Coveo Database Connector: Refresh Schedule
Assuming that you have set up Coveo database connector correctly and that you are able to index data, the next challenge you will probably face is how to set up a refresh schedule. If you are dealing with a database source that’s frequently updated, you need to propagate these changes to your index so that your search results display up-to-date data. This can be challenging if you’re dealing with a large data set. Let’s look at some of the options for setting up a refresh scheduling strategy.

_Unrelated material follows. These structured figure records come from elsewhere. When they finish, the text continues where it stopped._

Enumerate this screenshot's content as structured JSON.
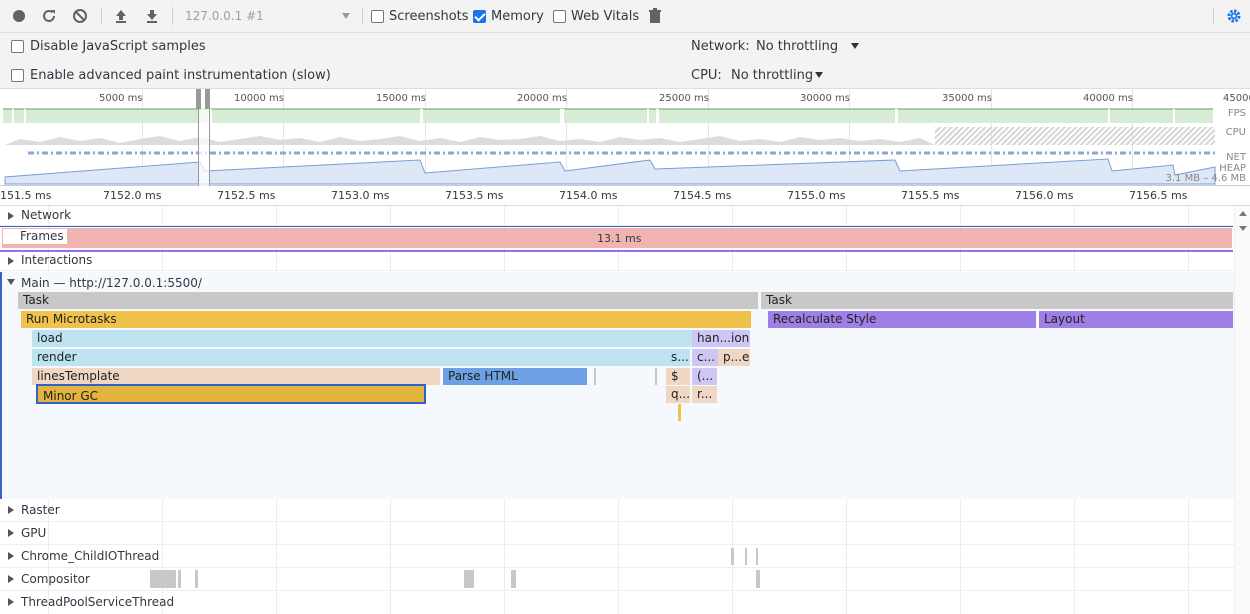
{
  "toolbar": {
    "target": "127.0.0.1 #1",
    "screenshots_label": "Screenshots",
    "screenshots_checked": false,
    "memory_label": "Memory",
    "memory_checked": true,
    "webvitals_label": "Web Vitals",
    "webvitals_checked": false,
    "icons": [
      "record-icon",
      "reload-icon",
      "clear-icon",
      "upload-icon",
      "download-icon",
      "trash-icon",
      "gear-icon"
    ],
    "accent": "#1a73e8"
  },
  "settings": {
    "disable_js_samples": "Disable JavaScript samples",
    "advanced_paint": "Enable advanced paint instrumentation (slow)",
    "network_label": "Network:",
    "network_value": "No throttling",
    "cpu_label": "CPU:",
    "cpu_value": "No throttling"
  },
  "overview": {
    "ticks": [
      "5000 ms",
      "10000 ms",
      "15000 ms",
      "20000 ms",
      "25000 ms",
      "30000 ms",
      "35000 ms",
      "40000 ms",
      "45000"
    ],
    "lanes": [
      "FPS",
      "CPU",
      "NET",
      "HEAP"
    ],
    "heap_range": "3.1 MB – 4.6 MB"
  },
  "ruler": {
    "ticks": [
      "151.5 ms",
      "7152.0 ms",
      "7152.5 ms",
      "7153.0 ms",
      "7153.5 ms",
      "7154.0 ms",
      "7154.5 ms",
      "7155.0 ms",
      "7155.5 ms",
      "7156.0 ms",
      "7156.5 ms"
    ]
  },
  "tracks": {
    "network": "Network",
    "frames": "Frames",
    "frames_duration": "13.1 ms",
    "interactions": "Interactions",
    "main": "Main — http://127.0.0.1:5500/",
    "raster": "Raster",
    "gpu": "GPU",
    "child_io": "Chrome_ChildIOThread",
    "compositor": "Compositor",
    "threadpool": "ThreadPoolServiceThread"
  },
  "flame": {
    "task1": "Task",
    "task2": "Task",
    "run_microtasks": "Run Microtasks",
    "recalc_style": "Recalculate Style",
    "layout": "Layout",
    "load": "load",
    "handle": "han...ion",
    "render": "render",
    "s_short": "s...",
    "c_short": "c...",
    "pe_short": "p...e",
    "lines_template": "linesTemplate",
    "parse_html": "Parse HTML",
    "dollar": "$",
    "paren": "(...",
    "minor_gc": "Minor GC",
    "q_short": "q...",
    "r_short": "r..."
  }
}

Setting a Refresh Schedule
Incremental Refresh will allow you to propagate new and modified items from your database source to your index. You can set up Incremental Refresh on short intervals to have up-to-date data in your index. As a safety net, you probably want to do a full Rebuild once in a while to handle deleted items and make sure that your index data is consistent.

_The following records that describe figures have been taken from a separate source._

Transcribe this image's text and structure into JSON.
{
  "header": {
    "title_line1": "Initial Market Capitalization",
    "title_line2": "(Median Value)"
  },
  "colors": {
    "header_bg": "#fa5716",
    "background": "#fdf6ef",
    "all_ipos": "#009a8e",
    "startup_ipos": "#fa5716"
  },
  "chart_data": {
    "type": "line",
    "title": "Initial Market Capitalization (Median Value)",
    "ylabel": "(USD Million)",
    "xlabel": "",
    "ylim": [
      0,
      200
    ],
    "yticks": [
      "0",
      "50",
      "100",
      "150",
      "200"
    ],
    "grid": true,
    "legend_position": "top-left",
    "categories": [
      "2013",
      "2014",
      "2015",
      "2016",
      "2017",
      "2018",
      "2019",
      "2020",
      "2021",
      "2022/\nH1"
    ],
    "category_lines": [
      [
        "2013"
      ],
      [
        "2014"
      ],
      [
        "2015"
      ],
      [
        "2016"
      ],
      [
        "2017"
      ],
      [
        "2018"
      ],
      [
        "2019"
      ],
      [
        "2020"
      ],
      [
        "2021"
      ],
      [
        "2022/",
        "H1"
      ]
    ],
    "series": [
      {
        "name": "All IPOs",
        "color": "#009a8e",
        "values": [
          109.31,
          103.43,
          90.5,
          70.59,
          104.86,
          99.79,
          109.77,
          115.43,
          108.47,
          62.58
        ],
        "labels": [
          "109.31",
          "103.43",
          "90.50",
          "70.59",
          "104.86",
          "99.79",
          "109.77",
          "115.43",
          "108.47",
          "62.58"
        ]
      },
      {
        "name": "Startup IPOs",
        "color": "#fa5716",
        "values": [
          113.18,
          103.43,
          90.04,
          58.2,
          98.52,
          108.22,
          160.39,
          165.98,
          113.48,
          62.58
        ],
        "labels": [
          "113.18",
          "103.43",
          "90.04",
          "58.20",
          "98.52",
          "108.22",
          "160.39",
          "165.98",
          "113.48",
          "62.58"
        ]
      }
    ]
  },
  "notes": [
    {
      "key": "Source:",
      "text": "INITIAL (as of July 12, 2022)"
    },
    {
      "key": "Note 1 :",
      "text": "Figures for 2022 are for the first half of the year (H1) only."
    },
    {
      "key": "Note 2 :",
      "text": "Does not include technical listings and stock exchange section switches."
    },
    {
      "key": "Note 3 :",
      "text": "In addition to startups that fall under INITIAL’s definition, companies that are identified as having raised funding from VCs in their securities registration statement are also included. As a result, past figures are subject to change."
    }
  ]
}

In the example below, we have set up Incremental Refresh to run every 30 minutes and Rebuild to run once a week, every Sunday.

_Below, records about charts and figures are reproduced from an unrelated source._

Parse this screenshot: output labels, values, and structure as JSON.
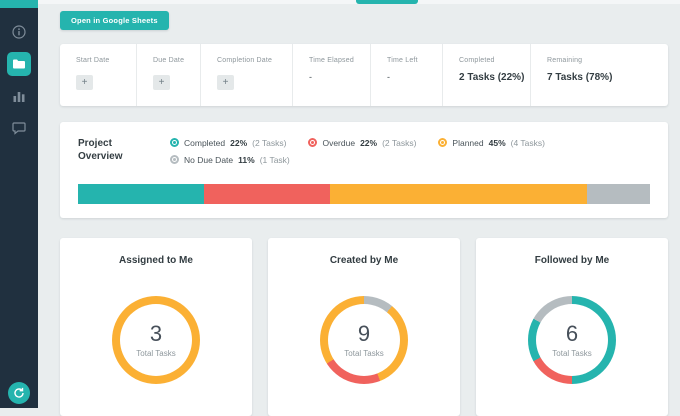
{
  "colors": {
    "accent": "#25b4ae",
    "overdue": "#f0625d",
    "planned": "#fbb034",
    "no_due_date": "#b5bcc0",
    "sidebar_bg": "#20303f",
    "page_bg": "#e9edee"
  },
  "sidebar": {
    "icons": [
      "info-icon",
      "folder-icon",
      "stats-bars-icon",
      "chat-bubble-icon",
      "refresh-icon"
    ],
    "active_item": "folder"
  },
  "toolbar": {
    "open_sheets_label": "Open in Google Sheets"
  },
  "stats": {
    "columns": [
      {
        "label": "Start Date",
        "button": "+"
      },
      {
        "label": "Due Date",
        "button": "+"
      },
      {
        "label": "Completion Date",
        "button": "+"
      },
      {
        "label": "Time Elapsed",
        "value": "-"
      },
      {
        "label": "Time Left",
        "value": "-"
      },
      {
        "label": "Completed",
        "value": "2 Tasks (22%)"
      },
      {
        "label": "Remaining",
        "value": "7 Tasks (78%)"
      }
    ]
  },
  "overview": {
    "title": "Project\nOverview"
  },
  "chart_data": [
    {
      "type": "bar",
      "variant": "stacked-horizontal",
      "title": "Project Overview",
      "segments": [
        {
          "label": "Completed",
          "percent": 22,
          "percent_label": "22%",
          "count_label": "(2 Tasks)",
          "color": "#25b4ae"
        },
        {
          "label": "Overdue",
          "percent": 22,
          "percent_label": "22%",
          "count_label": "(2 Tasks)",
          "color": "#f0625d"
        },
        {
          "label": "Planned",
          "percent": 45,
          "percent_label": "45%",
          "count_label": "(4 Tasks)",
          "color": "#fbb034"
        },
        {
          "label": "No Due Date",
          "percent": 11,
          "percent_label": "11%",
          "count_label": "(1 Task)",
          "color": "#b5bcc0"
        }
      ]
    },
    {
      "type": "pie",
      "variant": "donut",
      "title": "Assigned to Me",
      "center_value": "3",
      "center_label": "Total Tasks",
      "segments": [
        {
          "label": "planned",
          "percent": 100,
          "color": "#fbb034"
        }
      ]
    },
    {
      "type": "pie",
      "variant": "donut",
      "title": "Created by Me",
      "center_value": "9",
      "center_label": "Total Tasks",
      "segments": [
        {
          "label": "no-due-date",
          "percent": 11,
          "color": "#b5bcc0"
        },
        {
          "label": "planned",
          "percent": 33,
          "color": "#fbb034"
        },
        {
          "label": "overdue",
          "percent": 22,
          "color": "#f0625d"
        },
        {
          "label": "planned",
          "percent": 34,
          "color": "#fbb034"
        }
      ]
    },
    {
      "type": "pie",
      "variant": "donut",
      "title": "Followed by Me",
      "center_value": "6",
      "center_label": "Total Tasks",
      "segments": [
        {
          "label": "completed",
          "percent": 50,
          "color": "#25b4ae"
        },
        {
          "label": "overdue",
          "percent": 17,
          "color": "#f0625d"
        },
        {
          "label": "completed",
          "percent": 16,
          "color": "#25b4ae"
        },
        {
          "label": "no-due-date",
          "percent": 17,
          "color": "#b5bcc0"
        }
      ]
    }
  ]
}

A prerequisite for this feature is to have a Date Type field in your database source. Also, the date field must be updated in the database each time the record is updated. To set up Incremental Refresh you must use this ‘field in WHERE’ clause when configuring your query. As you can see in the example below, the field name from our database is dateModified. In order to fetch only the last content from our database source, we use @LastRefresh. Coveo will then dynamically populate this variable data based on the time of last refresh.
<Accessor type="query" OrderByFieldName="dateCreated" OrderByFieldType="DateTime" IncrementalRefreshFieldName="dateModified"> <![CDATA[ Select id, title, dateModified, content, author FROM blog WHERE dateModified>=@LastRefresh order by dateModified; ]]> </Accessor>
Don’t Forget to Set a Maintenance Rebuild Schedule
Ok, we are indexing just modified data every 30 minutes and the time has come for a weekly cleanup and we want to schedule a full Rebuild. Coveo will use the same query and populate the value of @LastRefresh to pull all the content from our database source. But what happens if this is a large data set? Trying to fetch it could take a long time and possibly end up timing out your session?
In this case, we want to use pagination and fetch our database records in batches. To be able to do that, we must add an OFFSET clause when configuring our query. Coveo will set the values of @startRow and @endRow to run the query multiple times until it fetches all the records. Now a full index Rebuild can be performed.
<Accessor type="query" OrderByFieldName="dateCreated" OrderByFieldType="DateTime" IncrementalRefreshFieldName="dateModified"> <![CDATA[ Select id, title, dateModified, content, author FROM blog WHERE dateModified>=@LastRefresh order by dateModified /* ADD PAGINATION TO YOUR QUERY */ OFFSET @startRow ROWS FETCH NEXT (@endRow-@startRow) ROWS ONLY; ]]> </Accessor>
Configure Your Batch Page Size
If you are using Coveo On-Prem you are probably wondering how you can set your batch page sizes? The answer is you can add it in your index configuration as an additional parameter – QueryPageSize.
Working with Coveo database connector is fun. It allows you to index the database directly and integrate database content into a unified Coveo index. Setting up your refresh schedule can be tricky, but Coveo’s scheduling options are flexible enough to meet your requirements. I hope you’ll find this blog post useful when choosing the right scheduling strategy.
Happy Coveoing 🙂 Until next time. Zoran